For the 80th prayer, we jump over Mark chapter 14 and the Mount of Olives, or Gethsemane, the night before the crucifixion. where we find Jesus praying. Mark says that Our Lord and Saviour says:
“My soul is deeply grieved, even to the point of death. Remain here and stay alert.” 35 Going a little farther by himself, Jesus threw himself to the ground and prayed that if it were possible, the next hour would pass from him and there would be no tribulations or problems. 36 He said “Abba, 52 all things are possible for you. Take this cup 53 away from me., if thou will. Yet if it cannot be, then not what I will, but what you will.” And Jesus returned to his disciples accepting his Father’s Word.
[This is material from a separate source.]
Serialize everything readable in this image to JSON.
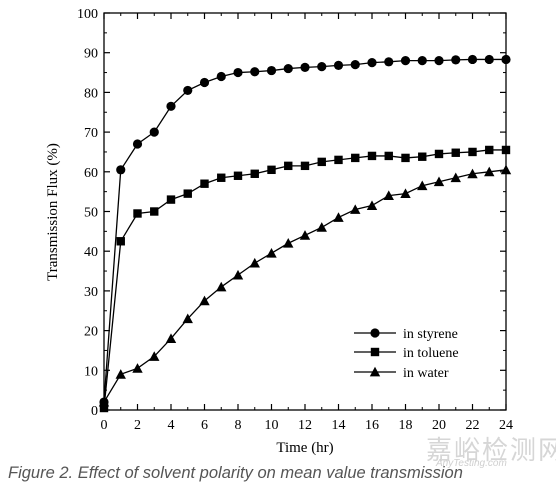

Jesus addressed his Father as Abba, from which the English Abbot, head of a monastery comes, but it is not a Hebrew Word; it is Aramaic. While originally Chaldean according to the Zondervan Bible Dictionary, it was accepted by the Greeks for the sacred name of Father in Heaven or the Germanic Gott im Himmel.
Zondervan’s Bible Dictionary ( ah´buh, ab´uh (Gk. abba G5).
To avoid the idea of familiarity, Jewish children use Abba when speaking to or about their fathers, & some theologians have argued that the term should be translated “Daddy,” but the Greek translators of the NT took the more elevated “Papa” as the meaning for “Abba” as it technically means My Father. This is also how in the Orthodox Church we refer to priests though not our fathers. In other languages, we see this as “Baba” or grandfather which is how many Romantic languages address the Pope of Rome.